Tipp: Verwende den Brutto-Netto-Rechner, um dein konkretes Teilzeitgehalt zu ermitteln.
Was bedeutet Mehrarbeit in Teilzeit?
Begriffsklärung:
- Mehrarbeit: Du arbeitest mehr als die vereinbarte Teilzeit, aber unter der Grenze der Vollzeit
- Überstunden: Du arbeitest über die übliche Vollzeitgrenze hinaus (z. B. über 40 Std./Woche)
Beispiel:
- Du hast 25 Stunden Teilzeit
- Du arbeitest in einer Woche 32 Stunden → das sind 7 Stunden Mehrarbeit
- Ab 41 Stunden wäre es Überstunden
Rechtlich wichtig:
- Mehrarbeit muss vereinbart oder angeordnet sein, um vergütet oder durch Freizeit ausgeglichen zu werden
- Teilzeitkräfte dürfen nicht „still und heimlich“ zur Vollzeit rutschen
Wie sind Pausen bei Teilzeit geregelt?
Pausen richten sich nach dem Arbeitszeitgesetz (ArbZG) – unabhängig davon, ob du in Teil- oder Vollzeit arbeitest.
| Arbeitszeit pro Tag | Pausenpflicht |
| > 6 Stunden | mindestens 30 Minuten Pause |
| > 9 Stunden | mindestens 45 Minuten Pause |
| Keine Pause | wenn du max. 6 Stunden arbeitest |
Mehrarbeit ≠ Überstunden – Was gilt für Teilzeitkräfte?
Mehrarbeit = Zeit über deine persönliche vertragliche Wochenarbeitszeit hinaus.
Beispiel: Du hast 25 Std./Woche im Vertrag und arbeitest 30 Std. → 5 Stunden Mehrarbeit
Aber: Diese 5 Stunden sind nicht zuschlagsfähig, solange sie unter der tariflichen Wochenarbeitszeit liegen.

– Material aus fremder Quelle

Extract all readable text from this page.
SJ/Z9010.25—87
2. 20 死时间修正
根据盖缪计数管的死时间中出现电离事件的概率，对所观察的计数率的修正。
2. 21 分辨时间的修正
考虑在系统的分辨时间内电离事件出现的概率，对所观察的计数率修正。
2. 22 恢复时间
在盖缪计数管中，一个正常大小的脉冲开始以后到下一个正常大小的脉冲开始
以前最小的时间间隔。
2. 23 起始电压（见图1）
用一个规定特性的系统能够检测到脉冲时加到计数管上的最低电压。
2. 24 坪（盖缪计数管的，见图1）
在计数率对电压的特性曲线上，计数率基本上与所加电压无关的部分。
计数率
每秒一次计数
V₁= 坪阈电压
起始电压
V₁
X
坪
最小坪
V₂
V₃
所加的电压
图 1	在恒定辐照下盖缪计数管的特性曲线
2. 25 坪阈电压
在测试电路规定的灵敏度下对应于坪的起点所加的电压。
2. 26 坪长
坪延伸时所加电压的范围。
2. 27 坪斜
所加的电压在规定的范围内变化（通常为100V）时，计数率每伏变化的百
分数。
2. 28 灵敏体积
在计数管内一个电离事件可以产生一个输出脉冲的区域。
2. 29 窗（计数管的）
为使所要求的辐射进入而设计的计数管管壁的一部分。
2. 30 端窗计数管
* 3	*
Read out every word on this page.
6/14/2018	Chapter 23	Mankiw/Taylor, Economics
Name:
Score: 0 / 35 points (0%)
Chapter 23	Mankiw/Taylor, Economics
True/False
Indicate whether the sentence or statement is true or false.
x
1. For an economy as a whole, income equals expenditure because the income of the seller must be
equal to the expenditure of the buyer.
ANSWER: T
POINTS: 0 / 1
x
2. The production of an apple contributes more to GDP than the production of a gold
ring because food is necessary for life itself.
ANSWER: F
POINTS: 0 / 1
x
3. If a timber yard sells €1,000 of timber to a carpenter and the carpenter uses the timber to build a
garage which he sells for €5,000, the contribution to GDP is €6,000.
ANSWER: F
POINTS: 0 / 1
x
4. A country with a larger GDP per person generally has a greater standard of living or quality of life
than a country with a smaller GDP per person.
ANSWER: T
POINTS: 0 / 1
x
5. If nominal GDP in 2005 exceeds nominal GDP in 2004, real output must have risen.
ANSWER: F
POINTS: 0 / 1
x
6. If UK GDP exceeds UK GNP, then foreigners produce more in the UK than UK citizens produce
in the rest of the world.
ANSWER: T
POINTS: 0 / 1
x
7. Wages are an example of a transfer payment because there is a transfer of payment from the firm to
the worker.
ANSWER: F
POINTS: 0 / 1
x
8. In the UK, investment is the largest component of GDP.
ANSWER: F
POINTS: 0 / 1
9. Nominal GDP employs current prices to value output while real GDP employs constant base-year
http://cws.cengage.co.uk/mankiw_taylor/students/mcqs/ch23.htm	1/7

Überstunden (im tariflichen Sinne) = Zeit über die tariflich festgelegte Wochenarbeitszeit hinaus (z. B. 35 oder 38,5 Std.)
Erst diese Stunden gelten als Überstunden mit Anspruch auf Zuschläge – auch für Teilzeitkräfte!
Beispiel:
| Vertragszeit | Tarifzeit | Tatsächliche Zeit | Zuschläge? |
| 25 Std | 35 Std | 30 Std | ❌ Nein |
| 25 Std | 35 Std | 36 Std | ✅ 1 Std zuschlagsfähig |
| 35 Std | 35 Std | 38 Std | ✅ 3 Std zuschlagsfähig |
Dieser Artikel wurde nach bestem Wissen und Gewissen recherchiert, dient jedoch ausschließlich der allgemeinen Information. Er stellt keine Rechtsberatung dar und kann eine individuelle Beratung im Einzelfall (z. B. durch eine Gewerkschaft, einen Anwalt für Arbeitsrecht oder den Betriebsrat) nicht ersetzen. Für die Richtigkeit, Vollständigkeit und Aktualität der Inhalte wird keine Haftung übernommen.